The film’s finest supporting roles though come from Vincent Price and Gladys Cooper. Price is superb as the man of science and reason who worries over the implications of fanaticism and the damage hysteria can cause, but is never simply prejudiced or Dawkinsish in his religious doubts. King’s film treats his concerns with a genuineness that makes both the character more interesting and the film more balanced. Cooper is brilliant as a Salieri-like nun, enraged with envy and jealousy that after years of devotion and suffering it is not she but Bernadette who gets the visions.

And why did Bernadette get those visions? The film is not crude enough to suggest why – Bernadette herself apologises for the trouble she has caused and her unworthiness – but it’s clear that it’s her very innocence and sincerity that makes her worthy of them.

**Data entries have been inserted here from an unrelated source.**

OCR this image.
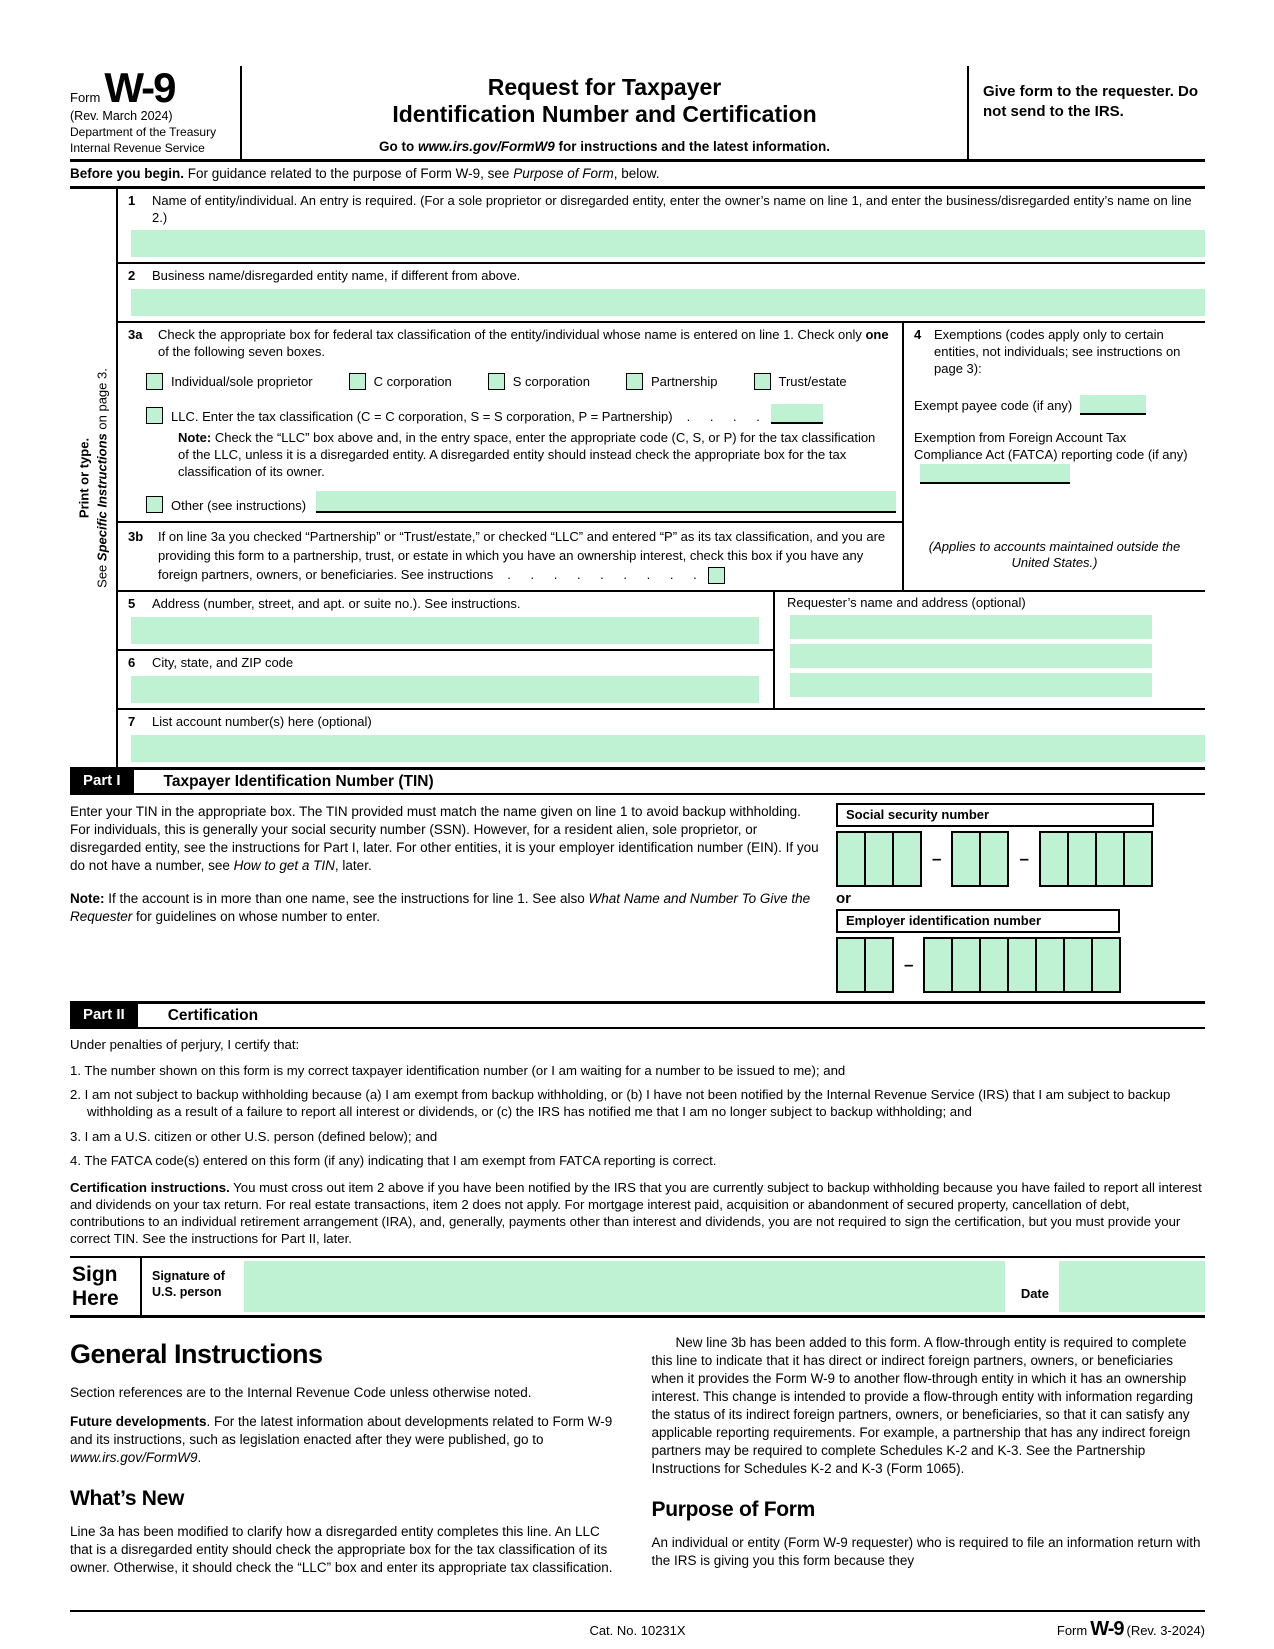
Form W-9
(Rev. March 2024)
Department of the Treasury
Internal Revenue Service
Request for Taxpayer
Identification Number and Certification
Go to www.irs.gov/FormW9 for instructions and the latest information.
Give form to the requester. Do not send to the IRS.
Before you begin. For guidance related to the purpose of Form W-9, see Purpose of Form, below.
Print or type.
See Specific Instructions on page 3.
1	Name of entity/individual. An entry is required. (For a sole proprietor or disregarded entity, enter the owner’s name on line 1, and enter the business/disregarded entity’s name on line 2.)
2	Business name/disregarded entity name, if different from above.
3a	Check the appropriate box for federal tax classification of the entity/individual whose name is entered on line 1. Check only one of the following seven boxes.
Individual/sole proprietor	C corporation	S corporation	Partnership	Trust/estate
LLC. Enter the tax classification (C = C corporation, S = S corporation, P = Partnership) . . . .
Note: Check the “LLC” box above and, in the entry space, enter the appropriate code (C, S, or P) for the tax classification of the LLC, unless it is a disregarded entity. A disregarded entity should instead check the appropriate box for the tax classification of its owner.
Other (see instructions)
3b	If on line 3a you checked “Partnership” or “Trust/estate,” or checked “LLC” and entered “P” as its tax classification, and you are providing this form to a partnership, trust, or estate in which you have an ownership interest, check this box if you have any foreign partners, owners, or beneficiaries. See instructions . . . . . . . . .
4 Exemptions (codes apply only to certain entities, not individuals; see instructions on page 3):
Exempt payee code (if any)
Exemption from Foreign Account Tax Compliance Act (FATCA) reporting code (if any)
(Applies to accounts maintained outside the United States.)
5	Address (number, street, and apt. or suite no.). See instructions.
6	City, state, and ZIP code
Requester’s name and address (optional)
7	List account number(s) here (optional)
Part I	Taxpayer Identification Number (TIN)

Enter your TIN in the appropriate box. The TIN provided must match the name given on line 1 to avoid backup withholding. For individuals, this is generally your social security number (SSN). However, for a resident alien, sole proprietor, or disregarded entity, see the instructions for Part I, later. For other entities, it is your employer identification number (EIN). If you do not have a number, see How to get a TIN, later.

Note: If the account is in more than one name, see the instructions for line 1. See also What Name and Number To Give the Requester for guidelines on whose number to enter.

Social security number
–	–
or
Employer identification number
–
Part II	Certification
Under penalties of perjury, I certify that:
1. The number shown on this form is my correct taxpayer identification number (or I am waiting for a number to be issued to me); and
2. I am not subject to backup withholding because (a) I am exempt from backup withholding, or (b) I have not been notified by the Internal Revenue Service (IRS) that I am subject to backup withholding as a result of a failure to report all interest or dividends, or (c) the IRS has notified me that I am no longer subject to backup withholding; and
3. I am a U.S. citizen or other U.S. person (defined below); and
4. The FATCA code(s) entered on this form (if any) indicating that I am exempt from FATCA reporting is correct.
Certification instructions. You must cross out item 2 above if you have been notified by the IRS that you are currently subject to backup withholding because you have failed to report all interest and dividends on your tax return. For real estate transactions, item 2 does not apply. For mortgage interest paid, acquisition or abandonment of secured property, cancellation of debt, contributions to an individual retirement arrangement (IRA), and, generally, payments other than interest and dividends, you are not required to sign the certification, but you must provide your correct TIN. See the instructions for Part II, later.
Sign
Here
Signature of
U.S. person	Date
General Instructions

Section references are to the Internal Revenue Code unless otherwise noted.

Future developments. For the latest information about developments related to Form W-9 and its instructions, such as legislation enacted after they were published, go to www.irs.gov/FormW9.

What’s New

Line 3a has been modified to clarify how a disregarded entity completes this line. An LLC that is a disregarded entity should check the appropriate box for the tax classification of its owner. Otherwise, it should check the “LLC” box and enter its appropriate tax classification.

New line 3b has been added to this form. A flow-through entity is required to complete this line to indicate that it has direct or indirect foreign partners, owners, or beneficiaries when it provides the Form W-9 to another flow-through entity in which it has an ownership interest. This change is intended to provide a flow-through entity with information regarding the status of its indirect foreign partners, owners, or beneficiaries, so that it can satisfy any applicable reporting requirements. For example, a partnership that has any indirect foreign partners may be required to complete Schedules K-2 and K-3. See the Partnership Instructions for Schedules K-2 and K-3 (Form 1065).

Purpose of Form

An individual or entity (Form W-9 requester) who is required to file an information return with the IRS is giving you this form because they

Cat. No. 10231X	Form W-9 (Rev. 3-2024)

The design – and impressive score by Alfred Newman – helps to make the film feel as profound as it does, but it’s the balance that the film handles its characters with that makes it engrossing. There are no simple heroes or villains, just as there are no simple solutions. Like the film says at the start, it’s a question of faith. Those who do not wish to believe can marshal as many arguments in their favour as those who want nothing more than to trust in faith. It makes for a fine, balanced, engaging and well-made classic.